Если тебе некогда поразмыслить в данный момент, то наиболее лучший выход для тебя — принять то, что продумал заранее. Кралев на моем «ягуаре» — это и есть третье «может быть», но не в лучшем варианте. Будь водитель опытнее, встреча совсем бы не состоялась. Моя таратайка пришла не от Ла Канебьер, а с противоположной стороны. Вероятно, прежде чем попасть сюда, черномазый разъезжал по улицам, расспрашивая, как ему проехать к отелю. Только это обстоятельство и позволило мне чуть опередить его. Отпираю багажник и вытаскиваю оттуда банку из-под масла «Шелл». Потом снова запираю и отступаю за угол, к своей машине, чтоб, никому не досаждая своим присутствием, наблюдать за отелем. Пользуясь тем, что на улице никого нет, вскрываю банку, и вынув маузер, кладу его в правый карман, а банку оставляю на краю тротуара в качестве рекламы фирмы.
Минуты проходят без видимых перемен в обстановке. Однако это вовсе не означает, что нигде ничего не происходит. Может быть, именно в эти минуты в комнате отеля на третьем этаже дурно обошлись с женщиной или даже убили ее. «Оставь ты эту женщину, — говорю я себе. — Тебя интересует не Лида, а Кралев. Стоит подумать о жизни тысяч людей, а не о какой-то дурехе».

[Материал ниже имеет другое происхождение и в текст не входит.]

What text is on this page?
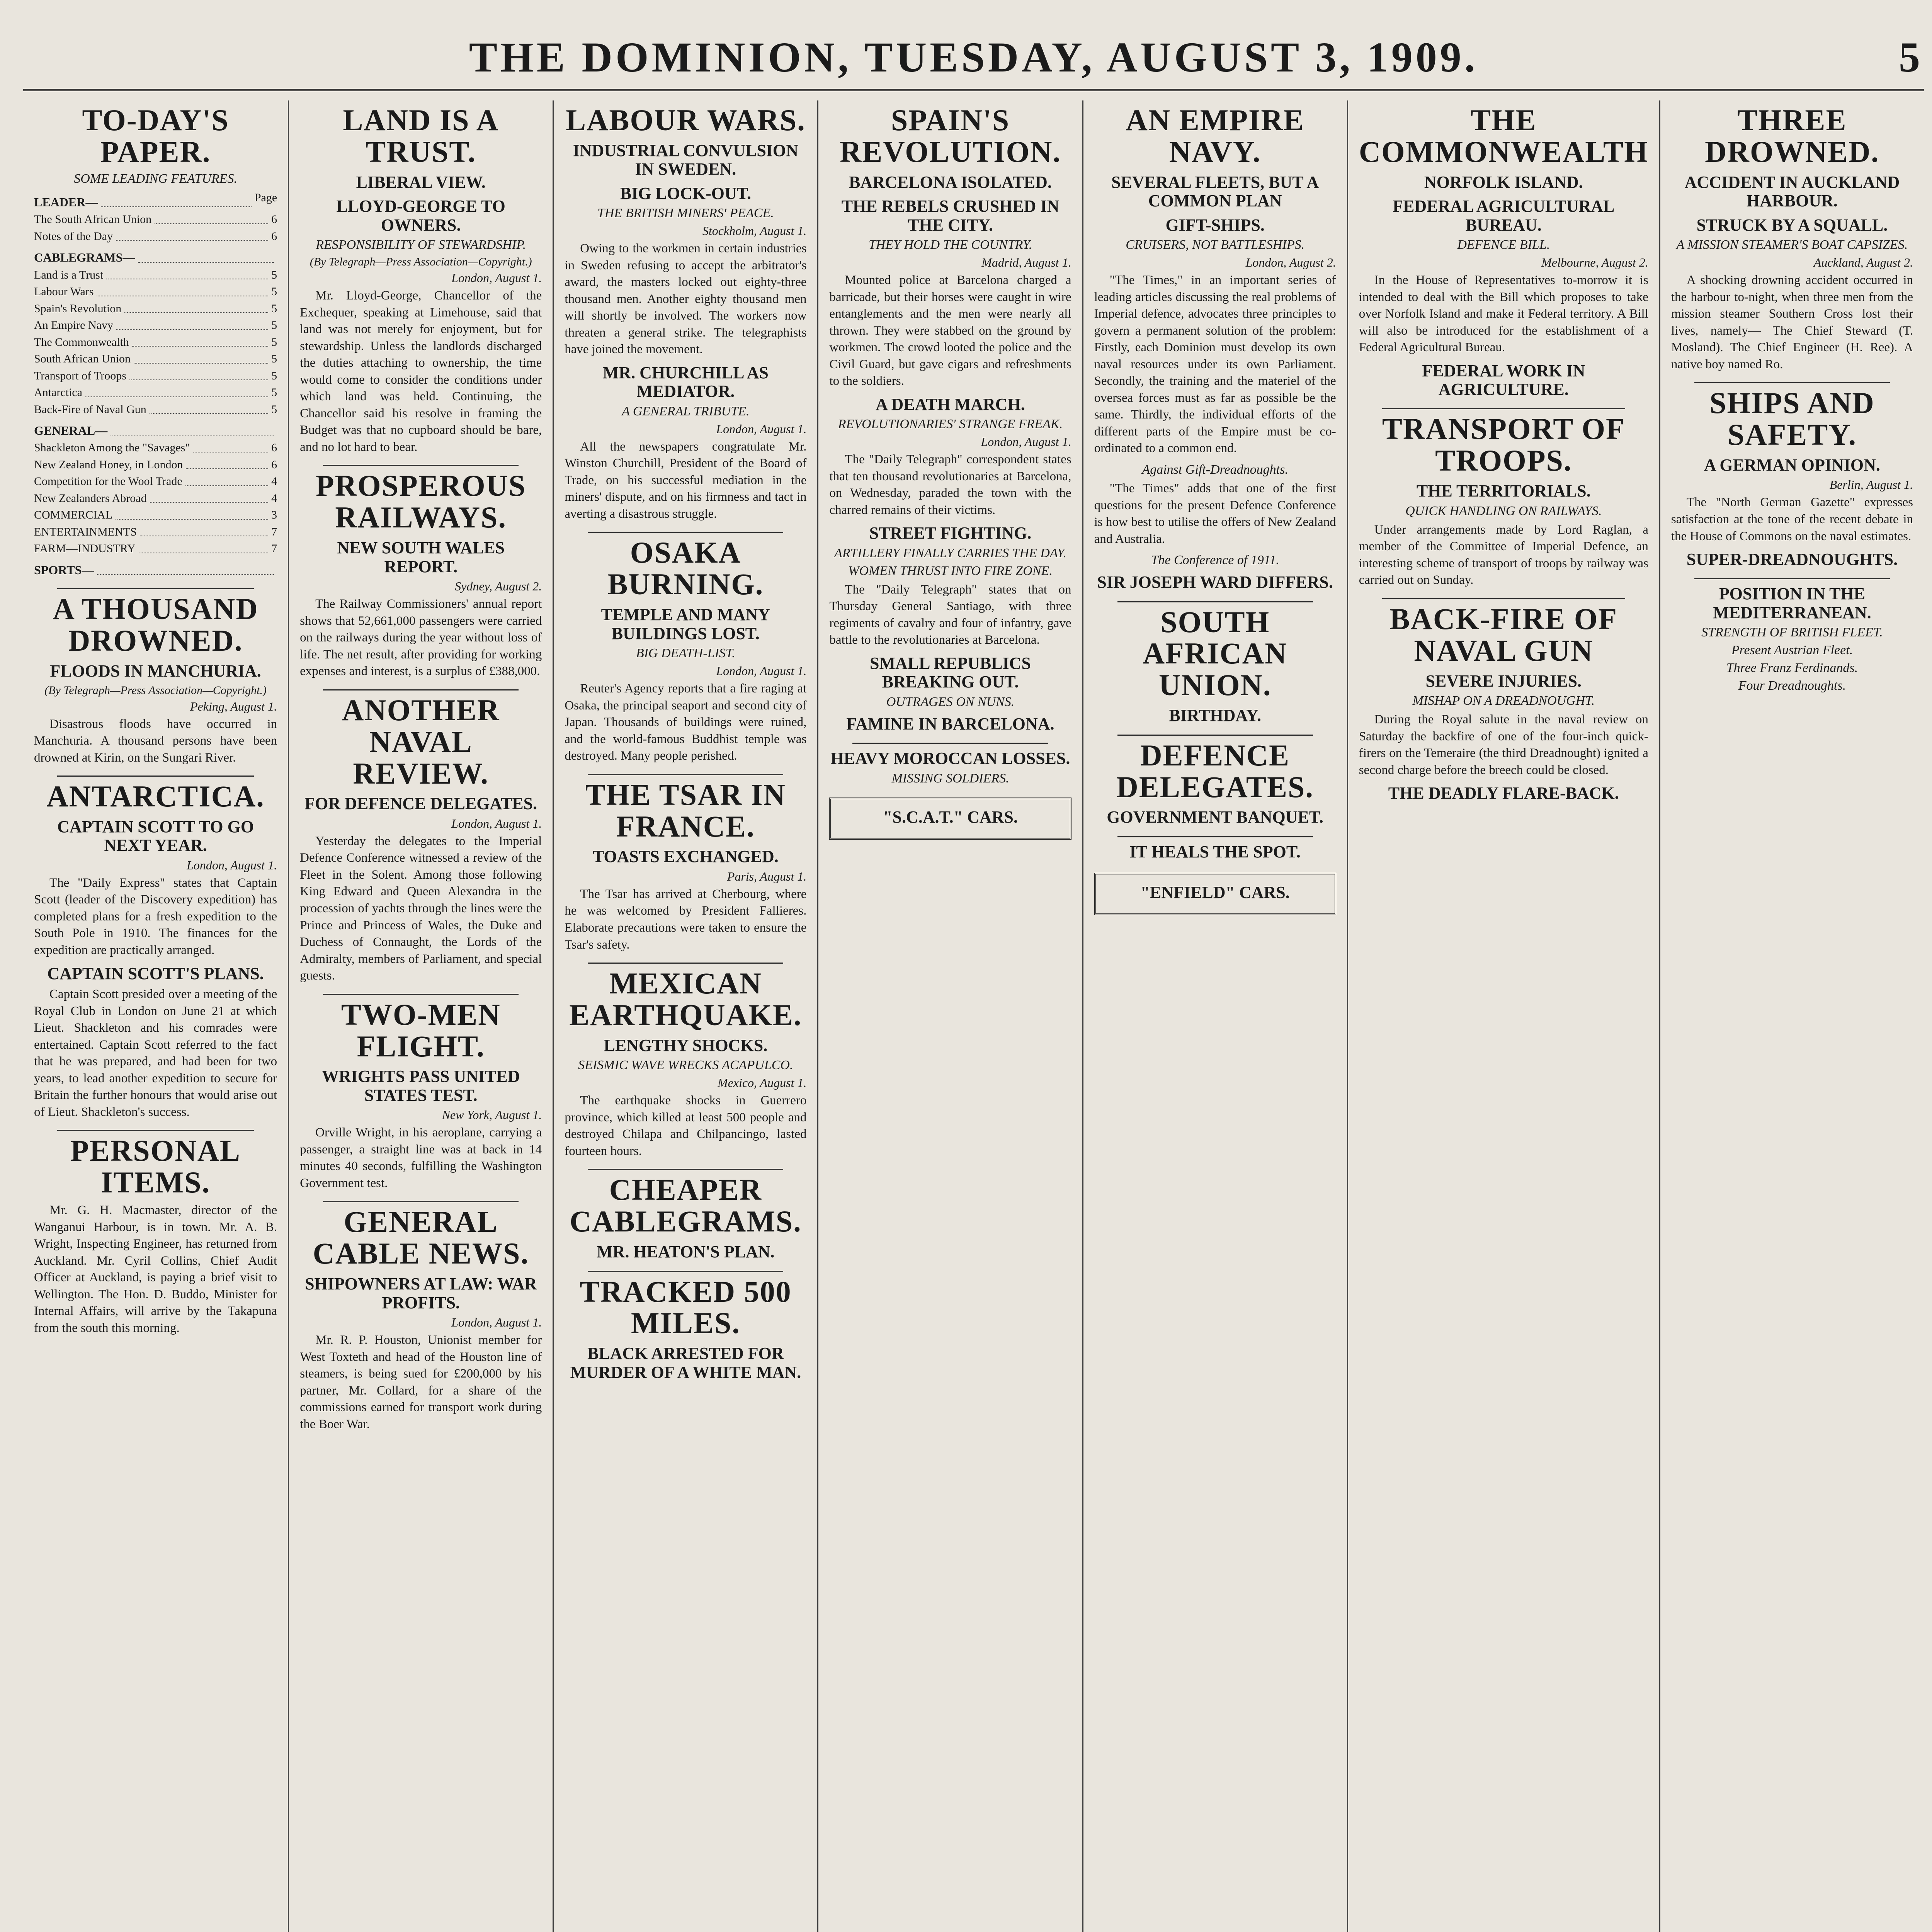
THE DOMINION, TUESDAY, AUGUST 3, 1909.	5
TO-DAY'S PAPER.
SOME LEADING FEATURES.
LEADER—	Page
The South African Union	6
Notes of the Day	6
CABLEGRAMS—
Land is a Trust	5
Labour Wars	5
Spain's Revolution	5
An Empire Navy	5
The Commonwealth	5
South African Union	5
Transport of Troops	5
Antarctica	5
Back-Fire of Naval Gun	5
GENERAL—
Shackleton Among the "Savages"	6
New Zealand Honey, in London	6
Competition for the Wool Trade	4
New Zealanders Abroad	4
COMMERCIAL	3
ENTERTAINMENTS	7
FARM—INDUSTRY	7
SPORTS—
A THOUSAND DROWNED.
FLOODS IN MANCHURIA.
(By Telegraph—Press Association—Copyright.)
Peking, August 1.

Disastrous floods have occurred in Manchuria. A thousand persons have been drowned at Kirin, on the Sungari River.

ANTARCTICA.
CAPTAIN SCOTT TO GO NEXT YEAR.
London, August 1.

The "Daily Express" states that Captain Scott (leader of the Discovery expedition) has completed plans for a fresh expedition to the South Pole in 1910. The finances for the expedition are practically arranged.

CAPTAIN SCOTT'S PLANS.

Captain Scott presided over a meeting of the Royal Club in London on June 21 at which Lieut. Shackleton and his comrades were entertained. Captain Scott referred to the fact that he was prepared, and had been for two years, to lead another expedition to secure for Britain the further honours that would arise out of Lieut. Shackleton's success.

PERSONAL ITEMS.

Mr. G. H. Macmaster, director of the Wanganui Harbour, is in town. Mr. A. B. Wright, Inspecting Engineer, has returned from Auckland. Mr. Cyril Collins, Chief Audit Officer at Auckland, is paying a brief visit to Wellington. The Hon. D. Buddo, Minister for Internal Affairs, will arrive by the Takapuna from the south this morning.

LAND IS A TRUST.
LIBERAL VIEW.
LLOYD-GEORGE TO OWNERS.
RESPONSIBILITY OF STEWARDSHIP.
(By Telegraph—Press Association—Copyright.)
London, August 1.

Mr. Lloyd-George, Chancellor of the Exchequer, speaking at Limehouse, said that land was not merely for enjoyment, but for stewardship. Unless the landlords discharged the duties attaching to ownership, the time would come to consider the conditions under which land was held. Continuing, the Chancellor said his resolve in framing the Budget was that no cupboard should be bare, and no lot hard to bear.

PROSPEROUS RAILWAYS.
NEW SOUTH WALES REPORT.
Sydney, August 2.

The Railway Commissioners' annual report shows that 52,661,000 passengers were carried on the railways during the year without loss of life. The net result, after providing for working expenses and interest, is a surplus of £388,000.

ANOTHER NAVAL REVIEW.
FOR DEFENCE DELEGATES.
London, August 1.

Yesterday the delegates to the Imperial Defence Conference witnessed a review of the Fleet in the Solent. Among those following King Edward and Queen Alexandra in the procession of yachts through the lines were the Prince and Princess of Wales, the Duke and Duchess of Connaught, the Lords of the Admiralty, members of Parliament, and special guests.

TWO-MEN FLIGHT.
WRIGHTS PASS UNITED STATES TEST.
New York, August 1.

Orville Wright, in his aeroplane, carrying a passenger, a straight line was at back in 14 minutes 40 seconds, fulfilling the Washington Government test.

GENERAL CABLE NEWS.
SHIPOWNERS AT LAW: WAR PROFITS.
London, August 1.

Mr. R. P. Houston, Unionist member for West Toxteth and head of the Houston line of steamers, is being sued for £200,000 by his partner, Mr. Collard, for a share of the commissions earned for transport work during the Boer War.

LABOUR WARS.
INDUSTRIAL CONVULSION IN SWEDEN.
BIG LOCK-OUT.
THE BRITISH MINERS' PEACE.
Stockholm, August 1.

Owing to the workmen in certain industries in Sweden refusing to accept the arbitrator's award, the masters locked out eighty-three thousand men. Another eighty thousand men will shortly be involved. The workers now threaten a general strike. The telegraphists have joined the movement.

MR. CHURCHILL AS MEDIATOR.
A GENERAL TRIBUTE.
London, August 1.

All the newspapers congratulate Mr. Winston Churchill, President of the Board of Trade, on his successful mediation in the miners' dispute, and on his firmness and tact in averting a disastrous struggle.

OSAKA BURNING.
TEMPLE AND MANY BUILDINGS LOST.
BIG DEATH-LIST.
London, August 1.

Reuter's Agency reports that a fire raging at Osaka, the principal seaport and second city of Japan. Thousands of buildings were ruined, and the world-famous Buddhist temple was destroyed. Many people perished.

THE TSAR IN FRANCE.
TOASTS EXCHANGED.
Paris, August 1.

The Tsar has arrived at Cherbourg, where he was welcomed by President Fallieres. Elaborate precautions were taken to ensure the Tsar's safety.

MEXICAN EARTHQUAKE.
LENGTHY SHOCKS.
SEISMIC WAVE WRECKS ACAPULCO.
Mexico, August 1.

The earthquake shocks in Guerrero province, which killed at least 500 people and destroyed Chilapa and Chilpancingo, lasted fourteen hours.

CHEAPER CABLEGRAMS.
MR. HEATON'S PLAN.
TRACKED 500 MILES.
BLACK ARRESTED FOR MURDER OF A WHITE MAN.
SPAIN'S REVOLUTION.
BARCELONA ISOLATED.
THE REBELS CRUSHED IN THE CITY.
THEY HOLD THE COUNTRY.
Madrid, August 1.

Mounted police at Barcelona charged a barricade, but their horses were caught in wire entanglements and the men were nearly all thrown. They were stabbed on the ground by workmen. The crowd looted the police and the Civil Guard, but gave cigars and refreshments to the soldiers.

A DEATH MARCH.
REVOLUTIONARIES' STRANGE FREAK.
London, August 1.

The "Daily Telegraph" correspondent states that ten thousand revolutionaries at Barcelona, on Wednesday, paraded the town with the charred remains of their victims.

STREET FIGHTING.
ARTILLERY FINALLY CARRIES THE DAY.
WOMEN THRUST INTO FIRE ZONE.

The "Daily Telegraph" states that on Thursday General Santiago, with three regiments of cavalry and four of infantry, gave battle to the revolutionaries at Barcelona.

SMALL REPUBLICS BREAKING OUT.
OUTRAGES ON NUNS.
FAMINE IN BARCELONA.
HEAVY MOROCCAN LOSSES.
MISSING SOLDIERS.
"S.C.A.T." CARS.
AN EMPIRE NAVY.
SEVERAL FLEETS, BUT A COMMON PLAN
GIFT-SHIPS.
CRUISERS, NOT BATTLESHIPS.
London, August 2.

"The Times," in an important series of leading articles discussing the real problems of Imperial defence, advocates three principles to govern a permanent solution of the problem: Firstly, each Dominion must develop its own naval resources under its own Parliament. Secondly, the training and the materiel of the oversea forces must as far as possible be the same. Thirdly, the individual efforts of the different parts of the Empire must be co-ordinated to a common end.

Against Gift-Dreadnoughts.

"The Times" adds that one of the first questions for the present Defence Conference is how best to utilise the offers of New Zealand and Australia.

The Conference of 1911.
SIR JOSEPH WARD DIFFERS.
SOUTH AFRICAN UNION.
BIRTHDAY.
DEFENCE DELEGATES.
GOVERNMENT BANQUET.
IT HEALS THE SPOT.
"ENFIELD" CARS.
THE COMMONWEALTH
NORFOLK ISLAND.
FEDERAL AGRICULTURAL BUREAU.
DEFENCE BILL.
Melbourne, August 2.

In the House of Representatives to-morrow it is intended to deal with the Bill which proposes to take over Norfolk Island and make it Federal territory. A Bill will also be introduced for the establishment of a Federal Agricultural Bureau.

FEDERAL WORK IN AGRICULTURE.
TRANSPORT OF TROOPS.
THE TERRITORIALS.
QUICK HANDLING ON RAILWAYS.

Under arrangements made by Lord Raglan, a member of the Committee of Imperial Defence, an interesting scheme of transport of troops by railway was carried out on Sunday.

BACK-FIRE OF NAVAL GUN
SEVERE INJURIES.
MISHAP ON A DREADNOUGHT.

During the Royal salute in the naval review on Saturday the backfire of one of the four-inch quick-firers on the Temeraire (the third Dreadnought) ignited a second charge before the breech could be closed.

THE DEADLY FLARE-BACK.
THREE DROWNED.
ACCIDENT IN AUCKLAND HARBOUR.
STRUCK BY A SQUALL.
A MISSION STEAMER'S BOAT CAPSIZES.
Auckland, August 2.

A shocking drowning accident occurred in the harbour to-night, when three men from the mission steamer Southern Cross lost their lives, namely— The Chief Steward (T. Mosland). The Chief Engineer (H. Ree). A native boy named Ro.

SHIPS AND SAFETY.
A GERMAN OPINION.
Berlin, August 1.

The "North German Gazette" expresses satisfaction at the tone of the recent debate in the House of Commons on the naval estimates.

SUPER-DREADNOUGHTS.
POSITION IN THE MEDITERRANEAN.
STRENGTH OF BRITISH FLEET.
Present Austrian Fleet.
Three Franz Ferdinands.
Four Dreadnoughts.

Прошло около получаса, прежде чем из отеля вышли наконец Кралев и Лида. Кралев держит молодую женщину под руку. Лида кажется немного бледной, но спокойной. Значит, зря я тревожился. Есть женщины, которые легко привыкают к любой обстановке. Просто им нужно для начала разыграть маленькую драму. Кралев усаживает девушку в машину, садится с нею рядом и едет к Ла Канебьер.
Мой «ситроен» издали следует за старой спортивной машиной. На этот раз роль его меняется — черный «ситроен» представляет собой обычную, ничем не примечательную машину, если держаться на почтительном расстоянии, чтоб не выставлять напоказ свой номер. Кралев — никчемный водитель, но это не мешает ему оголтело гнать по улице в надежде, что люди вокруг, спасая себя, пощадят и его. При выезде из города «ягуар» сбавляет скорость у перекрестка и сворачивает на шоссе, ведущее к Лазурному берегу.
Судя по всему, перед выполнением опасной миссии черномазый решил вкусить счастье медового дня в одном из роскошных отелей на побережье. Это не противоречит и моим собственным проектам, пусть только этот тихий уголок будет не так далеко. После того как ты провел целых десять часов за рулем, длительное путешествие, даже если оно свадебное, значительно теряет свое очарование.
«Ягаур» пересекает Тулон и оставляет его позади, что пока вполне нормально — большой город, неприветливые улицы, вечная сутолока в порту. Но когда машина подобным же образом оставляет позади и Сен-Тропе, эту маленькую жемчужину Лазурного берега, я не могу не ругнуться по адресу черномазого. Моя ругань повторяется, когда мы минуем Сен-Максим, затем Сент-Рафаэль.
Этот дурак задумал, очевидно, предложить своей возлюбленной ни больше ни меньше, как Ниццу или Монте-Карло.
Дорога тянется у самого берега — покрытые зеленью холмы, красноватые скалы, синее море, словом, всякая чепуха, особенно если тебя одолевает сон и ты преследуешь самоубийцу, который беспечно и самонадеянно преодолевает повороты со скоростью девяносто километров, как это бывает с новичками. Я слежу за «ягуаром» издалека, по меньшей мере за два поворота, и, стараясь убить время, внушаю себе, что я бодр, как никогда.